By Zuko Mdwaba, Salesforce area vice-president/Africa executive and South Africa country leader

Combining AI technologies, automation at scale and real-time data analytics can help organisations make every employee more productive and every customer experience better.

Generative AI – which not only classifies or predicts, but creates its own content with a human-like command of language – won’t just enhance work, but transform it fundamentally.

 

AI is placing tools of unprecedented power, flexibility, and even personalisation into everyone’s hands, requiring little more than natural language to operate, assisting us in many parts of our lives, taking on the role of super powered collaborators.

 

Connecting with customers in new ways

Research shows that 65% of consumers say they will remain loyal to companies that offer a more personalised experience, with over 60% expecting companies to react instantly with up-to-date information when transferred between departments.Generative AI has the potential to elevate the customer experience through deeper insights to help organisations connect with their customers in new, more relevant ways.

For example, customer service agents can automatically generate knowledge articles from past case notes, and auto-generate personalised agent chat replies to increase customer satisfaction through personalised and expedited service interactions.

For sales representatives, they can auto-generate sales tasks like composing emails, scheduling meetings, and preparing for the next interaction.
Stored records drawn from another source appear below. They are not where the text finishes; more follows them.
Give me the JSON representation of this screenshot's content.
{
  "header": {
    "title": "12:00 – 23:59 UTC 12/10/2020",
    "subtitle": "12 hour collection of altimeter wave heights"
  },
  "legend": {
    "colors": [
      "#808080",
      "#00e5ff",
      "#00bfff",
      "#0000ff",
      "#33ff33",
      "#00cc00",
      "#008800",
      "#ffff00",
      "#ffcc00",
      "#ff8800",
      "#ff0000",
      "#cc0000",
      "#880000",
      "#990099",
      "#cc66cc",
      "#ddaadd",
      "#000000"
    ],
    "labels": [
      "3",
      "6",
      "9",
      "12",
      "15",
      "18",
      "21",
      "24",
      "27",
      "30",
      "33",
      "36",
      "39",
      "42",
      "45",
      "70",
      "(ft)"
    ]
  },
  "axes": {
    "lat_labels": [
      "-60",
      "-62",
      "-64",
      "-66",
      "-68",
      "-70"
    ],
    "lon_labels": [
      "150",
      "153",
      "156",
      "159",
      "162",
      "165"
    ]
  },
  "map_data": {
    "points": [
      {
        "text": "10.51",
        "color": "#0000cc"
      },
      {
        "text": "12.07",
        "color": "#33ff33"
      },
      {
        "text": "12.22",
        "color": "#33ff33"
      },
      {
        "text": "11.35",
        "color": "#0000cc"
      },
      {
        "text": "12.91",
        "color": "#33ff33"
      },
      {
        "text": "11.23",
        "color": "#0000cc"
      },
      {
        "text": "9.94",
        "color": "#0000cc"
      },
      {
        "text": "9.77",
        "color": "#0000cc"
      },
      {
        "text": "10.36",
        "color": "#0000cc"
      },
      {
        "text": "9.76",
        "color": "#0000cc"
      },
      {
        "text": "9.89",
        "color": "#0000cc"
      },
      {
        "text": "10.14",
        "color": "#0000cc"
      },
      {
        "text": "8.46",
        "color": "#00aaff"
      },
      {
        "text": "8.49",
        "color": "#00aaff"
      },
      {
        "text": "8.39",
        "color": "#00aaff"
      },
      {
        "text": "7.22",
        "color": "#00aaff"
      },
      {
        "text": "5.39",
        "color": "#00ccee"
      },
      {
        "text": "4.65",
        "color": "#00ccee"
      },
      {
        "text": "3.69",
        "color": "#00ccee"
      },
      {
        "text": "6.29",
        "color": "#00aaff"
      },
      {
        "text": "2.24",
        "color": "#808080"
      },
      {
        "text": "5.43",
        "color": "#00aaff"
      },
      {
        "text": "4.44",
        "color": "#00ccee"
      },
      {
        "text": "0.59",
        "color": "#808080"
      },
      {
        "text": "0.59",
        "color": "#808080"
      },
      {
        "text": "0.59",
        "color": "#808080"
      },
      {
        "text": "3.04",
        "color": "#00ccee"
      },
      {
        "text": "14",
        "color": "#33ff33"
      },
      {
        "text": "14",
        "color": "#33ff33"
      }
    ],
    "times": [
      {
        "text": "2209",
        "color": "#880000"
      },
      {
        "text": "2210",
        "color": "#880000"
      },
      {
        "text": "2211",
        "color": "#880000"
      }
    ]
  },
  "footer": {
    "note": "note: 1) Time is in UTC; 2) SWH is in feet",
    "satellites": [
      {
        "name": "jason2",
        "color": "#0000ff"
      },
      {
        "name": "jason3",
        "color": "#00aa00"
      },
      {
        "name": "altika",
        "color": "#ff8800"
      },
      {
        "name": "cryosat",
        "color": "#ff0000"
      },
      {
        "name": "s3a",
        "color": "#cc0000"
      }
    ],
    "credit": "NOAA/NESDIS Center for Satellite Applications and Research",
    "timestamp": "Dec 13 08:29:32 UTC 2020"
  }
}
Similarly, marketers can generate personalised content faster to engage customers and prospects across email, mobile, web, and advertising.

AI is not what most influences business growth and customer retention, of course. Across every industry, costs and availability of products and services are among several factors which support or hinder companies’ efforts to meet customer expectations. Rather, it is how organisations understand the key dimensions of growth and customer loyalty, and thereafter embed AI into their business processes that will make them more powerful.
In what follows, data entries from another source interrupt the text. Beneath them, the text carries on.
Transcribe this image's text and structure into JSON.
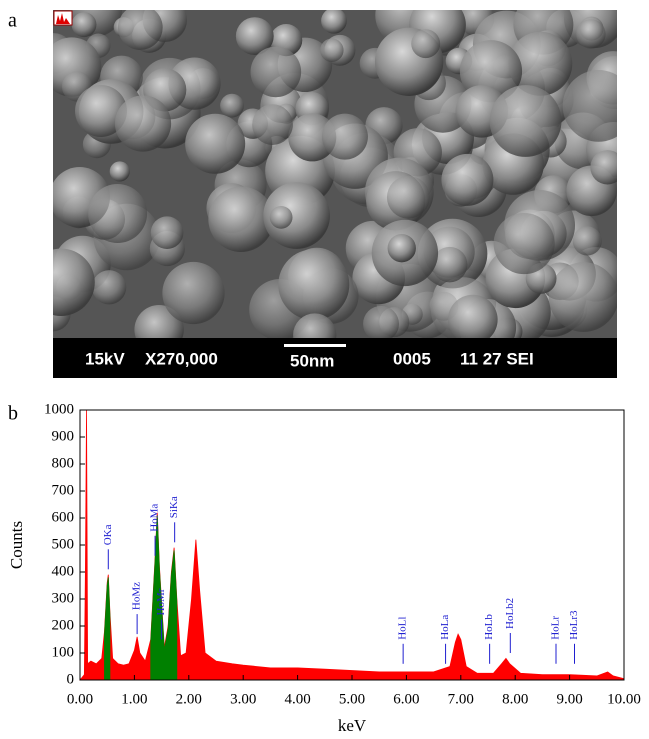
{
  "image": {
    "label": "a",
    "info_bar": [
      "15kV",
      "X270,000",
      "50nm",
      "0005",
      "11 27 SEI"
    ]
  },
  "chart_data": {
    "type": "area",
    "label": "b",
    "x_label": "keV",
    "y_label": "Counts",
    "x": [
      0.0,
      0.08,
      0.1,
      0.12,
      0.14,
      0.2,
      0.3,
      0.4,
      0.45,
      0.5,
      0.52,
      0.55,
      0.6,
      0.7,
      0.8,
      0.9,
      1.0,
      1.05,
      1.1,
      1.2,
      1.3,
      1.38,
      1.42,
      1.46,
      1.55,
      1.62,
      1.68,
      1.73,
      1.78,
      1.85,
      1.95,
      2.05,
      2.13,
      2.2,
      2.3,
      2.5,
      2.8,
      3.0,
      3.5,
      4.0,
      4.5,
      5.0,
      5.5,
      6.0,
      6.5,
      6.8,
      6.9,
      6.95,
      7.0,
      7.1,
      7.3,
      7.6,
      7.75,
      7.83,
      7.9,
      8.1,
      8.5,
      9.0,
      9.5,
      9.7,
      9.8,
      10.0
    ],
    "series": [
      {
        "color": "#ff0000",
        "values": [
          0,
          20,
          420,
          1000,
          60,
          70,
          60,
          80,
          180,
          360,
          390,
          250,
          80,
          60,
          55,
          60,
          110,
          160,
          100,
          70,
          150,
          450,
          620,
          420,
          120,
          200,
          400,
          490,
          300,
          90,
          100,
          300,
          520,
          330,
          100,
          70,
          60,
          55,
          45,
          45,
          40,
          35,
          30,
          30,
          30,
          50,
          140,
          170,
          150,
          50,
          25,
          25,
          60,
          80,
          60,
          25,
          20,
          20,
          15,
          30,
          15,
          5
        ]
      },
      {
        "color": "#008000",
        "values": [
          null,
          null,
          null,
          null,
          null,
          null,
          null,
          null,
          170,
          350,
          380,
          240,
          null,
          null,
          null,
          null,
          null,
          null,
          null,
          null,
          140,
          440,
          610,
          410,
          110,
          190,
          390,
          480,
          290,
          null,
          null,
          null,
          null,
          null,
          null,
          null,
          null,
          null,
          null,
          null,
          null,
          null,
          null,
          null,
          null,
          null,
          null,
          null,
          null,
          null,
          null,
          null,
          null,
          null,
          null,
          null,
          null,
          null,
          null,
          null,
          null,
          null
        ]
      }
    ],
    "annotations": [
      {
        "text": "OKa",
        "x": 0.52,
        "y": 410
      },
      {
        "text": "HoMz",
        "x": 1.05,
        "y": 170
      },
      {
        "text": "HoMa",
        "x": 1.38,
        "y": 460
      },
      {
        "text": "HoMr",
        "x": 1.5,
        "y": 150
      },
      {
        "text": "SiKa",
        "x": 1.74,
        "y": 510
      },
      {
        "text": "HoLl",
        "x": 5.94,
        "y": 60
      },
      {
        "text": "HoLa",
        "x": 6.72,
        "y": 60
      },
      {
        "text": "HoLb",
        "x": 7.53,
        "y": 60
      },
      {
        "text": "HoLb2",
        "x": 7.91,
        "y": 100
      },
      {
        "text": "HoLr",
        "x": 8.75,
        "y": 60
      },
      {
        "text": "HoLr3",
        "x": 9.09,
        "y": 60
      }
    ],
    "annotation_color": "#1f1fd0",
    "xlim": [
      0,
      10
    ],
    "ylim": [
      0,
      1000
    ],
    "xticks": [
      {
        "value": 0,
        "label": "0.00"
      },
      {
        "value": 1,
        "label": "1.00"
      },
      {
        "value": 2,
        "label": "2.00"
      },
      {
        "value": 3,
        "label": "3.00"
      },
      {
        "value": 4,
        "label": "4.00"
      },
      {
        "value": 5,
        "label": "5.00"
      },
      {
        "value": 6,
        "label": "6.00"
      },
      {
        "value": 7,
        "label": "7.00"
      },
      {
        "value": 8,
        "label": "8.00"
      },
      {
        "value": 9,
        "label": "9.00"
      },
      {
        "value": 10,
        "label": "10.00"
      }
    ],
    "yticks": [
      0,
      100,
      200,
      300,
      400,
      500,
      600,
      700,
      800,
      900,
      1000
    ]
  }
}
Combining generative AI and collaborative technologies will deliver greater productivity for customers and companies alike. AI-powered conversation summaries and research tools, for instance, will help users catch up on what’s happening quicker and instantly find answers on any project or topic — whether they’re researching best practices or prospecting a new account. Drafting messages in seconds to communicate with customers and teams, spending less time crafting replies and meeting notes, means more time putting plans in action.

Accelerating employee productivity and connecting directly with customers will be key drivers of business efficiency and growth.

 

Making AI a safer and transparent partner

The power of Generative AI is not without risks, however. Although it gets a lot of things right, it can get many things wrong. As businesses look to adapt these technologies, it’s critical that they do so with care.
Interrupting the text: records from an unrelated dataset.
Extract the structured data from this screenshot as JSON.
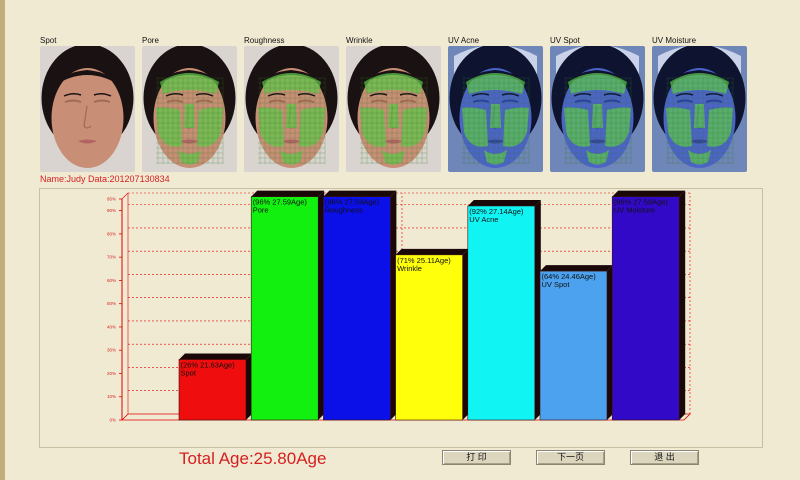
{
  "photos": [
    {
      "label": "Spot",
      "filter": "normal",
      "overlay": "none"
    },
    {
      "label": "Pore",
      "filter": "normal",
      "overlay": "green"
    },
    {
      "label": "Roughness",
      "filter": "normal",
      "overlay": "green"
    },
    {
      "label": "Wrinkle",
      "filter": "normal",
      "overlay": "green"
    },
    {
      "label": "UV Acne",
      "filter": "uv",
      "overlay": "green"
    },
    {
      "label": "UV Spot",
      "filter": "uv",
      "overlay": "green"
    },
    {
      "label": "UV Moisture",
      "filter": "uv",
      "overlay": "green"
    }
  ],
  "record": {
    "name_line": "Name:Judy Data:201207130834"
  },
  "chart_data": {
    "type": "bar",
    "y_ticks": [
      "0%",
      "10%",
      "20%",
      "30%",
      "40%",
      "50%",
      "60%",
      "70%",
      "80%",
      "90%",
      "95%"
    ],
    "ylim": [
      0,
      95
    ],
    "grid": true,
    "bars": [
      {
        "category": "Spot",
        "value": 26,
        "label_top": "(26% 21.63Age)",
        "label_bottom": "Spot",
        "color": "#f00d0d"
      },
      {
        "category": "Pore",
        "value": 96,
        "label_top": "(96% 27.59Age)",
        "label_bottom": "Pore",
        "color": "#11f00f"
      },
      {
        "category": "Roughness",
        "value": 96,
        "label_top": "(96% 27.59Age)",
        "label_bottom": "Roughness",
        "color": "#0b0fe8"
      },
      {
        "category": "Wrinkle",
        "value": 71,
        "label_top": "(71% 25.11Age)",
        "label_bottom": "Wrinkle",
        "color": "#ffff0b"
      },
      {
        "category": "UV Acne",
        "value": 92,
        "label_top": "(92% 27.14Age)",
        "label_bottom": "UV Acne",
        "color": "#10f4f4"
      },
      {
        "category": "UV Spot",
        "value": 64,
        "label_top": "(64% 24.46Age)",
        "label_bottom": "UV Spot",
        "color": "#4ca2ee"
      },
      {
        "category": "UV Moisture",
        "value": 96,
        "label_top": "(96% 27.59Age)",
        "label_bottom": "UV Moisture",
        "color": "#3309c8"
      }
    ]
  },
  "summary": {
    "total_age": "Total Age:25.80Age"
  },
  "buttons": {
    "print": "打 印",
    "next": "下一页",
    "exit": "退 出"
  },
  "colors": {
    "background": "#f1ead3",
    "grid": "#e00000",
    "accent_text": "#d51f1f"
  }
}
At Salesforce, like all of our innovations, we are embedding ethical guardrails and guidance across our products to help customers innovate responsibly — and catch potential problems before they happen. We’ve set out five guidelines we’re using to guide the development of trusted generative AI, at Salesforce and beyond: accuracy, safety, honesty, empowerment, and sustainability.

AI is only as good as the data that’s powering it along with keeping humans in the loop to check and verify. Trust must be the most critical element of its development, the content these models create, and the platforms on which they run. Guidelines are available to help organisations with the responsible development and implementation of generative AI.

To make AI safer and more transparent, we must begin with awareness. Business leaders must educate themselves on the implications of AI and equip users with a better understanding of its strengths and weaknesses. Providing explainability or citing sources for why and how an AI system created the content it did can also address issues of trust and accuracy.

The world must be given good reasons to trust these models at every level. If we can deliver that, without compromise, there’s no doubt that this technology will change the world for the better.